1. A retractable handle arrangement comprising a handle movable between stowed, deployed and operative states, and including first and second deployment mechanisms both of which are operable independently to move the handle from the stowed state to the deployed state wherein the first deployment mechanism is electrically actuated, and wherein the second deployment mechanism is a manually actuated two-state latching mechanism operable between a compressed state and an extended state; wherein in transitioning from the compressed state to the extended state, the latching mechanism is arranged to bear against a support structure and exert a force on the handle to urge it into the deployed state.

2. The handle arrangement of claim 1, wherein the latching mechanism has a latched first state corresponding to the position of the handle when in the stowed state of the handle.

3. The handle arrangement of claim 1, wherein the latching mechanism has an unlatched second state corresponding to the position of the handle when in the deployed state.

4. The handle arrangement of claim 1, wherein the latching mechanism is unlatched by an initial movement of the handle in a direction away from the position of the handle when in the deployed state, whereafter the latching mechanism automatically then pushes the handle towards the deployed state.

5. A retractable handle arrangement comprising a handle that is movable between a stowed state and a deployed state by an electrical drive mechanism, wherein the handle is also movable into the deployed state from the stowed state by an emergency deployment mechanism that is separate from the electrical drive mechanism, wherein the emergency deployment mechanism is a manually actuated two-state latching mechanism operable between a compressed state and an extended state; wherein in transitioning from the compressed state to the extended state, the latching mechanism is arranged to bear against a support structure and exert a force on the handle to urge it into the deployed state.

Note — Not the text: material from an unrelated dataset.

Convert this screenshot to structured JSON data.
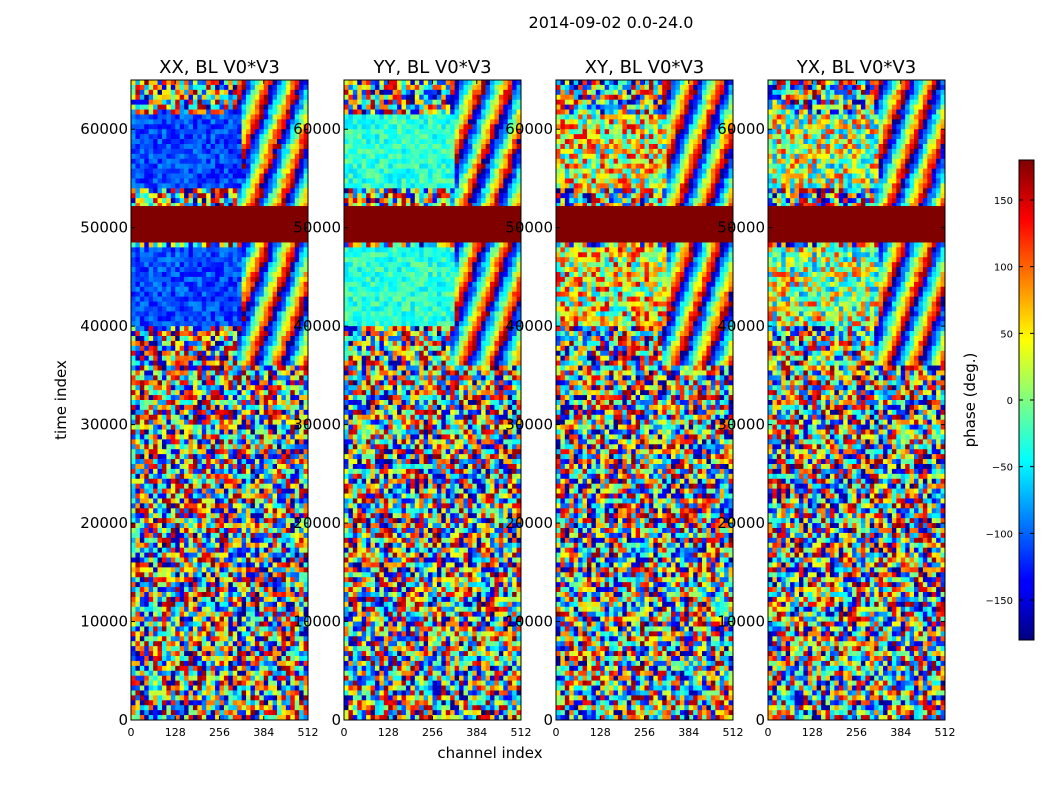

6. A body component for a vehicle comprising a door panel having an outer surface that defines an aperture for receiving the handle of the retractable handle arrangement of claim 1, wherein the handle is received within the aperture.

7. The body component according to claim 6, wherein the handle has an outer surface which is shaped to correspond to the aperture.

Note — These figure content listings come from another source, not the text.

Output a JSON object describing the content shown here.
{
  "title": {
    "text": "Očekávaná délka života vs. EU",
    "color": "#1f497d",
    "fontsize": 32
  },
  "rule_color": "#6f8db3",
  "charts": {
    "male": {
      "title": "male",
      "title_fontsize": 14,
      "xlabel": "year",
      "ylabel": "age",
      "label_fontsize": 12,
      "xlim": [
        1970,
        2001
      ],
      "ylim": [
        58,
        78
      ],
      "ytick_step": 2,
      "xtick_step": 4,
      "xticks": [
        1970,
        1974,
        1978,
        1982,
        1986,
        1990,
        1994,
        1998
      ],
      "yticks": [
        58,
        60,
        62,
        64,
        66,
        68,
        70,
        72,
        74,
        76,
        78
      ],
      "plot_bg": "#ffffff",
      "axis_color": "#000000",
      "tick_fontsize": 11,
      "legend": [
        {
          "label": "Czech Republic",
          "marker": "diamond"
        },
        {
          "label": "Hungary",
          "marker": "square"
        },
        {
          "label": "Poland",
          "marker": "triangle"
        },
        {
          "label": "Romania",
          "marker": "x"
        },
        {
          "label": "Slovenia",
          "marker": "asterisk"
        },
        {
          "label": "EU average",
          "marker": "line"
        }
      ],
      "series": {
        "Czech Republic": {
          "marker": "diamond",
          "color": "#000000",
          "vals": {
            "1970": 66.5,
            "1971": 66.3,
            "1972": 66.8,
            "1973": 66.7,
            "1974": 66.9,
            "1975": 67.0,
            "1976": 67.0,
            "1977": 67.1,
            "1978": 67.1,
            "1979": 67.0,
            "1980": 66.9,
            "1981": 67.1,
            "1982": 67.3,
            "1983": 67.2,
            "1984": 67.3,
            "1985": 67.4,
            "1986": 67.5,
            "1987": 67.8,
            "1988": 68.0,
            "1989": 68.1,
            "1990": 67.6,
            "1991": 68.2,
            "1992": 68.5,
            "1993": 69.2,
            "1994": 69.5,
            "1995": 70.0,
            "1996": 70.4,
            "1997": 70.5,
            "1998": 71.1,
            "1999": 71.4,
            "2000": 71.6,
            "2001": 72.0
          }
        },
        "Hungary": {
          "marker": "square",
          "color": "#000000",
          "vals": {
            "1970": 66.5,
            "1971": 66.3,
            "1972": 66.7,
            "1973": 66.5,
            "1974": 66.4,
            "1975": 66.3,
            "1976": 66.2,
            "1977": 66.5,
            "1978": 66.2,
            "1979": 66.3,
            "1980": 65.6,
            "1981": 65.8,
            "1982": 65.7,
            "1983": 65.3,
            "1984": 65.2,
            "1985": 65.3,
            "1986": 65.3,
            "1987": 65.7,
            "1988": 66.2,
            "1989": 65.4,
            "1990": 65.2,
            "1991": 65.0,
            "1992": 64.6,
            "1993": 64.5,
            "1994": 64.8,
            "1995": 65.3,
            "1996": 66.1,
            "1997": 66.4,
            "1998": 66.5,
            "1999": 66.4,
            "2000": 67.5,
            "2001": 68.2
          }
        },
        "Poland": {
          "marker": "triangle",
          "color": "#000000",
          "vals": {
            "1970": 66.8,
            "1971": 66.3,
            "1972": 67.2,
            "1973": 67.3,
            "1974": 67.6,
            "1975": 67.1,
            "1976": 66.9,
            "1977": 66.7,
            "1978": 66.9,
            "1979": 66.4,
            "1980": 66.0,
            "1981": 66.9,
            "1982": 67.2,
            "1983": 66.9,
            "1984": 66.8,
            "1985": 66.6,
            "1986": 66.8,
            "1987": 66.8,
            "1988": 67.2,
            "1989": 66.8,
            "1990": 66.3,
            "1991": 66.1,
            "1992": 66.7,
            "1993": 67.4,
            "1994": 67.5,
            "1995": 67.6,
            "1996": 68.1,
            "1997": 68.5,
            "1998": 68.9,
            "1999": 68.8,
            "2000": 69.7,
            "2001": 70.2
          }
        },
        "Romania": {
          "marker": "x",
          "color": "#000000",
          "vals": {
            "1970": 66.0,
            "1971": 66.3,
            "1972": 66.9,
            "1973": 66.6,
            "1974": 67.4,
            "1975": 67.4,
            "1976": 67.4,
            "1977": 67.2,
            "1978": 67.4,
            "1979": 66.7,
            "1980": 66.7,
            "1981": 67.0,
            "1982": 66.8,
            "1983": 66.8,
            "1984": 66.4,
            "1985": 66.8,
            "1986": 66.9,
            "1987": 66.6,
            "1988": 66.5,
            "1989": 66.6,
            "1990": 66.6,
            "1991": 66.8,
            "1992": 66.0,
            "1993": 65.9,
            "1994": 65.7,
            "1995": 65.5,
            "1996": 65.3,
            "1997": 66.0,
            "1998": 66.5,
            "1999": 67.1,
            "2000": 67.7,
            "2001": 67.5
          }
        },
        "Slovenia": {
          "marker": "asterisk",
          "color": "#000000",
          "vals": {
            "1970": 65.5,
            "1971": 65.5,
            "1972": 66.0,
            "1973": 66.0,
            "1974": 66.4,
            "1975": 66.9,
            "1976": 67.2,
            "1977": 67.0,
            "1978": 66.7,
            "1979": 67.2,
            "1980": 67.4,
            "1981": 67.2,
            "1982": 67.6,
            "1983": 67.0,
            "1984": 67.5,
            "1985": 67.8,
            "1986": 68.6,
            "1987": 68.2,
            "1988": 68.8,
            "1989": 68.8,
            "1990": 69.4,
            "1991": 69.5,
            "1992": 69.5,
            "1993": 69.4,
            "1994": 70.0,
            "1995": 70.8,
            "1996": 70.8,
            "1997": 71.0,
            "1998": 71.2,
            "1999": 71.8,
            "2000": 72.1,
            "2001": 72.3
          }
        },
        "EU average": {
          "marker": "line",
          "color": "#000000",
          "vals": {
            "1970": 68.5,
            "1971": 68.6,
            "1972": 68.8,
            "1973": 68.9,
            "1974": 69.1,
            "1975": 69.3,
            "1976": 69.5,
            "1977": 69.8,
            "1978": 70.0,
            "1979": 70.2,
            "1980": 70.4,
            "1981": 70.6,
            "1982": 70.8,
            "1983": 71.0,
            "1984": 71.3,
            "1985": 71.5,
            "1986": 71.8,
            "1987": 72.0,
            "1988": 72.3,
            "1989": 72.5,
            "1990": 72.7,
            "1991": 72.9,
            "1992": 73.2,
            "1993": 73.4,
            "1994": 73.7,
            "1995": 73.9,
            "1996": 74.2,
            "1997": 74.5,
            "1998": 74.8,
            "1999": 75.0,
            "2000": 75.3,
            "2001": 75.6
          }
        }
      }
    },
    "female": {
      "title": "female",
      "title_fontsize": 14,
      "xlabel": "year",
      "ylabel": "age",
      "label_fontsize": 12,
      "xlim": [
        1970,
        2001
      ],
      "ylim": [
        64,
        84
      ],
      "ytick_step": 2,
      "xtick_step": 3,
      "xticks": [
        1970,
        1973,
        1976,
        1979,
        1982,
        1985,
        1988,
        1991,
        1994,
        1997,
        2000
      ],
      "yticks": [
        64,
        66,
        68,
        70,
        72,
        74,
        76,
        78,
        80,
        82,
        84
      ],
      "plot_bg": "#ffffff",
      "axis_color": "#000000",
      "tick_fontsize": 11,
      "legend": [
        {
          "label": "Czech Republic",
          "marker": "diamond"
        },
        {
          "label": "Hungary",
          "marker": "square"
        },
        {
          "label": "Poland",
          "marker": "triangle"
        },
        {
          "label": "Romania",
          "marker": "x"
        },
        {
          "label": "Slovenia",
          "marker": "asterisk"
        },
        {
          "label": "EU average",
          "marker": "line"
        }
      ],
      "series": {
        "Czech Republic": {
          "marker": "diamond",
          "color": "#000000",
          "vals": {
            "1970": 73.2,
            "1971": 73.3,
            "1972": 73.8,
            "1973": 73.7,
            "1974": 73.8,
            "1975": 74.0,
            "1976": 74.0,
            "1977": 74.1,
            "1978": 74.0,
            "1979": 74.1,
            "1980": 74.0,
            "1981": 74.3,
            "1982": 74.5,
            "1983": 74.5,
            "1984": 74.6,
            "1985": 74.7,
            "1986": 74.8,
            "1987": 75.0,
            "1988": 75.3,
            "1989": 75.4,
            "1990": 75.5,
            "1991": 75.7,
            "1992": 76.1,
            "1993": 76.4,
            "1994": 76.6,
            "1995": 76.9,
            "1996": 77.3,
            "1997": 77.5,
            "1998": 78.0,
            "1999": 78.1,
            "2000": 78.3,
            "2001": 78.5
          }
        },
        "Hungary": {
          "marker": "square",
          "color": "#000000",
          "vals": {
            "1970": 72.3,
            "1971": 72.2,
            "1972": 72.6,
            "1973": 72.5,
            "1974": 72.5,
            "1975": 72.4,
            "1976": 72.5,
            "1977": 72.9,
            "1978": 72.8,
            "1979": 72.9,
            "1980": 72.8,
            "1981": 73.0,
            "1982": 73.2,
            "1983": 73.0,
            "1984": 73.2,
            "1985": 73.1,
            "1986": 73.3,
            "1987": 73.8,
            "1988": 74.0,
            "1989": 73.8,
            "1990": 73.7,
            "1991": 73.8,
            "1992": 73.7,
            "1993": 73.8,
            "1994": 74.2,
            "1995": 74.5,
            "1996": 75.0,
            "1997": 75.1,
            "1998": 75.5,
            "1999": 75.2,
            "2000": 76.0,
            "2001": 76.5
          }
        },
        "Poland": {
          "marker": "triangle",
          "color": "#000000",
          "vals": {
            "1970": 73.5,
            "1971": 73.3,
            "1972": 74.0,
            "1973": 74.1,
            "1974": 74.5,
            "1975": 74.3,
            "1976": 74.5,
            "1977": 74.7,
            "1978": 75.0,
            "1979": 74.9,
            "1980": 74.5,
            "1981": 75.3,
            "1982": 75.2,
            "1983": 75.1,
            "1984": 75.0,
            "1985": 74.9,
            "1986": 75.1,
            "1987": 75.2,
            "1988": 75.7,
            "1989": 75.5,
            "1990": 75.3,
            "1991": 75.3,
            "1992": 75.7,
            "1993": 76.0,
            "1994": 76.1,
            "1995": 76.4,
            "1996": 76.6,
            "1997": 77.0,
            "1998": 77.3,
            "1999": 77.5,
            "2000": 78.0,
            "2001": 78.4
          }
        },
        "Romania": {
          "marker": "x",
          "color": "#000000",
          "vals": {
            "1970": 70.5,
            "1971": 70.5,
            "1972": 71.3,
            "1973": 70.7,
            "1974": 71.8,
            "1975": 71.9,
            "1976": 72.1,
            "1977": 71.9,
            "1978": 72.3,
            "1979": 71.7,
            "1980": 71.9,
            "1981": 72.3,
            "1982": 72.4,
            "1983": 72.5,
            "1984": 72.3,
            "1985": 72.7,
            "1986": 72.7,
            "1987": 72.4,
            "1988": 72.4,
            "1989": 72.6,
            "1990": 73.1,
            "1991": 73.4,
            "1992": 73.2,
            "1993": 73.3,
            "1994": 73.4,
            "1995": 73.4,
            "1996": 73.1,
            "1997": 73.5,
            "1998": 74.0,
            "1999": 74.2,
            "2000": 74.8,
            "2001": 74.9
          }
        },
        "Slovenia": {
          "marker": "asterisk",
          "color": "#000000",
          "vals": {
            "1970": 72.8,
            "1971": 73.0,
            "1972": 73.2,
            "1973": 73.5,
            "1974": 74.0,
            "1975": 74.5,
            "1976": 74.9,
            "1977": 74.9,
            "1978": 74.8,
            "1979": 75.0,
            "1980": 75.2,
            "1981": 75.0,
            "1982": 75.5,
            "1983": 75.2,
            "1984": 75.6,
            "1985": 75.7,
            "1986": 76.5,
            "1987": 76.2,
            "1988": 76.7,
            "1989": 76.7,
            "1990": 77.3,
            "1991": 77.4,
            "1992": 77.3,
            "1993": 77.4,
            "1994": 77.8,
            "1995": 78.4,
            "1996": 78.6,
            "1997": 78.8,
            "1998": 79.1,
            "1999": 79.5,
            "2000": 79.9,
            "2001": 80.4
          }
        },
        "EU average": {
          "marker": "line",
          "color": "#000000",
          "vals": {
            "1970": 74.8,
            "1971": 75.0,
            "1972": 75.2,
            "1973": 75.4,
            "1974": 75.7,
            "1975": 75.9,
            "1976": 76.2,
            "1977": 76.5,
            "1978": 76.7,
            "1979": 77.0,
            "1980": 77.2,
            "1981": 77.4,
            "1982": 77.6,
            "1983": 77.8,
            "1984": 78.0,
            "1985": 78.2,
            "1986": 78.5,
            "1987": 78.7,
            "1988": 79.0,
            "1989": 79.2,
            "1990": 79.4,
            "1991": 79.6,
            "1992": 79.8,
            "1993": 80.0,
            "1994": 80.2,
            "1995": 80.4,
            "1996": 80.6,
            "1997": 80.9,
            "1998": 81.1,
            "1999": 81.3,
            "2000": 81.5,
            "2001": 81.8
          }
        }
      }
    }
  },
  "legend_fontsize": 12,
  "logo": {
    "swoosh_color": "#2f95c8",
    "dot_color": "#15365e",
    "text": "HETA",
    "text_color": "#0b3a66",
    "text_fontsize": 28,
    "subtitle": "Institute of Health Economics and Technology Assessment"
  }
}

8. The body component according to claim 6, wherein the outer surface of the handle lies flush with the outer surface of the panel when the handle is in the stowed state.

9. The body component according to claim 6, wherein the latching mechanism of the handle arrangement is unlatched by an initial movement of the handle in a direction away from the position of the handle when in the deployed state, whereafter the latching mechanism automatically then pushes the handle towards the deployed state and wherein said initial movement of the handle comprises moving the door handle to a position in which it is recessed below the outer surface of the door panel adjacent the handle.

10. A vehicle including the body component of claim 6.

11. A vehicle including the retractable handle arrangement of claim 1.

12. The handle arrangement of claim 1, wherein the handle comprises a handle loop, and the latching mechanism is located on an inboard side of an inner member of the handle loop and extends away from it so as to be cooperable with the support structure.